Manifesto

Released: 24 Nov 2017

A woman with short, dark hair and makeup, looking contemplative and resting her chin on her hand.
A woman with short, dark hair and makeup, looking contemplative and resting her chin on her hand.
3

Anticipation.

Can Cate Blanchett breathe life into an extended criticism and theory lecture?

4

Enjoyment.

Occasionally obscure, but bold and abrasive. Never fails to command attention.

4

In Retrospect.

This unashamedly conceptual piece has endless implications to consider and re-consider.

Cate Blanchett plays 13 different characters in this bold conceptual drama from director Julian Rosefeldt.

This multi-screen art installation, now condensed into a single 90-minute feature, is an utterly singular experience. Julian Rosefeldt’s Manifesto sees Cate Blanchett star as 13 different characters who deliver 13 different monologues, each one derived from artistic manifestos throughout history. Structured as a series of intercut vignettes, the film dwells on the question of what constitutes art, and the extent to which it can ever be separated from other aspects of modern life.

With Manifesto, then, writer/director Rosefeldt is dealing with big ideas and abstract concepts, but he does so with a reassuring sense of wit. He transmits the feeling that his film is aware of its own light absurdity, which prevents it from slipping into the conceited crevasse in which such a weightily conceptual project could reside. One sequence set in a television studio plays out like a farcical parody of broadcast news, with Blanchett essaying caricatures of a glamorous anchor and a rain drenched correspondent.

Indeed, the power of Blanchett’s performance(s) is perpetually captivating, even when her monologues veer into the esoteric. The film’s characters allow her the scope to fully tap in to her astonishing range, covering everything from a quietly nuanced housewife to a delightfully over-insistent male vagrant. She breathes life into lectures which might otherwise feel verbose and inaccessible.

Although the film is open to any number of readings, the most obvious is as an examination of the relationship between art and the wider human
experience. Each of the intercut scenes provide a snapshot of life – an office, a family dinner, a dance rehearsal – and, by placing the manifestos against mundane backdrops, the film challenges the viewer to relate theory to experience. Slowly, the constructions of everyday life begin to appear as contrived and affected, as if life is a conceptual performance piece. “All art is fake”, proclaims the opening title card, and the question of authenticity and originality runs throughout the movie.

In deriving an art film purely from examples of artistic theory, Rosefeldt has turned the existing relationship between the two on its head.

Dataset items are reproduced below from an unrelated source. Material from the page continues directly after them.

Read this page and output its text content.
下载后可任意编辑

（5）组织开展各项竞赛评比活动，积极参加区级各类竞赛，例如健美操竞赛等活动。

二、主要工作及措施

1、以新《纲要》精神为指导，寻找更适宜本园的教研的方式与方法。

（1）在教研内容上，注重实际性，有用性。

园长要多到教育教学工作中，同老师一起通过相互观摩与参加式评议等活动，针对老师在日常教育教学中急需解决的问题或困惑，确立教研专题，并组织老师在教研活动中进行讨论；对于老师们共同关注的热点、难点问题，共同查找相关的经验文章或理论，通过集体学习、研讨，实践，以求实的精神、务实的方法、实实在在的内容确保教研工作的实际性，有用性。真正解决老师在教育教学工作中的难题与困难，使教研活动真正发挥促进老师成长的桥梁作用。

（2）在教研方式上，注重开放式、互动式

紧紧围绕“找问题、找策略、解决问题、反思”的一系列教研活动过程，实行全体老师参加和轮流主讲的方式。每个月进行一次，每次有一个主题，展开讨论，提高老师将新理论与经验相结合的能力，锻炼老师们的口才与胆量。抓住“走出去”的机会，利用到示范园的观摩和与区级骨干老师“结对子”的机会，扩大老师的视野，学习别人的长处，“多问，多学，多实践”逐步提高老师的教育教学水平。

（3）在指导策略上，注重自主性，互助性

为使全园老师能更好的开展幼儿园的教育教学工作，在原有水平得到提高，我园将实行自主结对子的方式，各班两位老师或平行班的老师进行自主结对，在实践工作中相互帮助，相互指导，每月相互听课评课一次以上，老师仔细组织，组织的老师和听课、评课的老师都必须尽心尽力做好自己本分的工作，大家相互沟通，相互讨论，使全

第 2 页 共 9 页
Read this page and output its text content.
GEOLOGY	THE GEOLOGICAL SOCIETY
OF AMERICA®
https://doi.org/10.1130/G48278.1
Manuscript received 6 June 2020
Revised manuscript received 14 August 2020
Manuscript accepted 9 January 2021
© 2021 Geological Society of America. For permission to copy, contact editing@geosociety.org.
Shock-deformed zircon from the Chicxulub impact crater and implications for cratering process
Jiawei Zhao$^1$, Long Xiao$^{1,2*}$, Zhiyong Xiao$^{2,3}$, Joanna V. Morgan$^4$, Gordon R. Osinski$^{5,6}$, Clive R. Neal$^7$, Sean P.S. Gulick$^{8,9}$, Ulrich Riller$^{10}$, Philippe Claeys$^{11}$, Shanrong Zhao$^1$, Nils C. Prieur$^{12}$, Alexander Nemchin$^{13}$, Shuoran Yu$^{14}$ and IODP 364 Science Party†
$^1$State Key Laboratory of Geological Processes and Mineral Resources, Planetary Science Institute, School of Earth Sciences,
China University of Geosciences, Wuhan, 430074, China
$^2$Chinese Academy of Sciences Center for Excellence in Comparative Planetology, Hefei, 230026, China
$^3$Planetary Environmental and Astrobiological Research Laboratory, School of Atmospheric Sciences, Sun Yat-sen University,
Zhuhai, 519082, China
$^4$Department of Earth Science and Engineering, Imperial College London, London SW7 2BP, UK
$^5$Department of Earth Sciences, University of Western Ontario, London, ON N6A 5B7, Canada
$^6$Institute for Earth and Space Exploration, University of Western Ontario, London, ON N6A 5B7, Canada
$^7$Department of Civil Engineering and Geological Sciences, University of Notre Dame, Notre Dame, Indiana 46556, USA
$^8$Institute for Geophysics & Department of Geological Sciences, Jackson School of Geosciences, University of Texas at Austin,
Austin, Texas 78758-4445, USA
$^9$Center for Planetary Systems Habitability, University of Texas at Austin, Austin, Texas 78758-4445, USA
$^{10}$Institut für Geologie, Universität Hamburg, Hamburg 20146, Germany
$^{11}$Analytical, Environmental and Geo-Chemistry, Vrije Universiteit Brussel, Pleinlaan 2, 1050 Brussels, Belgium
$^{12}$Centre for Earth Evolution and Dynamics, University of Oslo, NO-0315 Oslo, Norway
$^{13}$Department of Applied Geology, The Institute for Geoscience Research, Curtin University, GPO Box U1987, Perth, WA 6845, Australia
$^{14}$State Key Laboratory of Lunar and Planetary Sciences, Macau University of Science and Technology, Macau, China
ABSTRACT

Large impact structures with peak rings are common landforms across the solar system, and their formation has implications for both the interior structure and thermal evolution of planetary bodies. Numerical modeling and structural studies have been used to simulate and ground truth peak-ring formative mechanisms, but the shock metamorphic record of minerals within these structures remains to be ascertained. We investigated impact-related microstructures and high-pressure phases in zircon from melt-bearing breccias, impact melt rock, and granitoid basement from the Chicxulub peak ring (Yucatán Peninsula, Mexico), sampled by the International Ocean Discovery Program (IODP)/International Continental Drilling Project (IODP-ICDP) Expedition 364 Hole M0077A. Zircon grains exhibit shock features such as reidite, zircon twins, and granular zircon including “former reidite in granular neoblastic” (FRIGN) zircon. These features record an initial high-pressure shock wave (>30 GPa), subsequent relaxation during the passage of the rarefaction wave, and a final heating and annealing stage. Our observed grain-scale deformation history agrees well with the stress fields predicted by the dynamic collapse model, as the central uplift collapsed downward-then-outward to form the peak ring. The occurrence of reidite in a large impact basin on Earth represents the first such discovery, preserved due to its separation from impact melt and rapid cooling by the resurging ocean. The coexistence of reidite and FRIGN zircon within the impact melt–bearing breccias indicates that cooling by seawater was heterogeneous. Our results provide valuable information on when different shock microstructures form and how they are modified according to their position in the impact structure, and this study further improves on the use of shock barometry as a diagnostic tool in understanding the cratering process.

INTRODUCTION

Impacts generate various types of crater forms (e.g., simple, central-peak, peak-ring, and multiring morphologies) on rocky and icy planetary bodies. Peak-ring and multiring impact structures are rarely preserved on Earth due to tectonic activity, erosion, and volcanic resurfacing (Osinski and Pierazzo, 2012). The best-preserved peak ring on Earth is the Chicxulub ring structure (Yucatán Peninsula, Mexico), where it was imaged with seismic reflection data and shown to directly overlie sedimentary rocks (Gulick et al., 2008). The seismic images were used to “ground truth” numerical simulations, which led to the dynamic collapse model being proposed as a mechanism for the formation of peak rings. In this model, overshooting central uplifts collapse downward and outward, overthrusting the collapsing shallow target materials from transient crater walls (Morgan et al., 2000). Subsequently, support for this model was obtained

Analysis that is written in response to art has become the subject of art itself, erasing the invisible barrier that exists between the two disciplines. It’s an interesting notion that might not have much cinematic clout were it not for Blanchett’s presence, which helps to provide a soulful anchor for an otherwise obscure topic. Indeed, it is not without irony that one of the featured manifestos focuses on the inaccessibility of conceptual art.

Manifesto is a film that wills you to indulge in its own metaphysical abstraction, wearing its ambiguity proudly on its sleeve. By its very nature, the film offers few ideas of its own, but it does invite audiences to consider a range of existing (and often contradictory) perspectives within a new, Blanchett-enthused package. It might not make for an afternoon of light entertainment, but it’s still an enthralling mental exercise and a vehicle for one of the screen’s most charismatic and chameleon-like stars.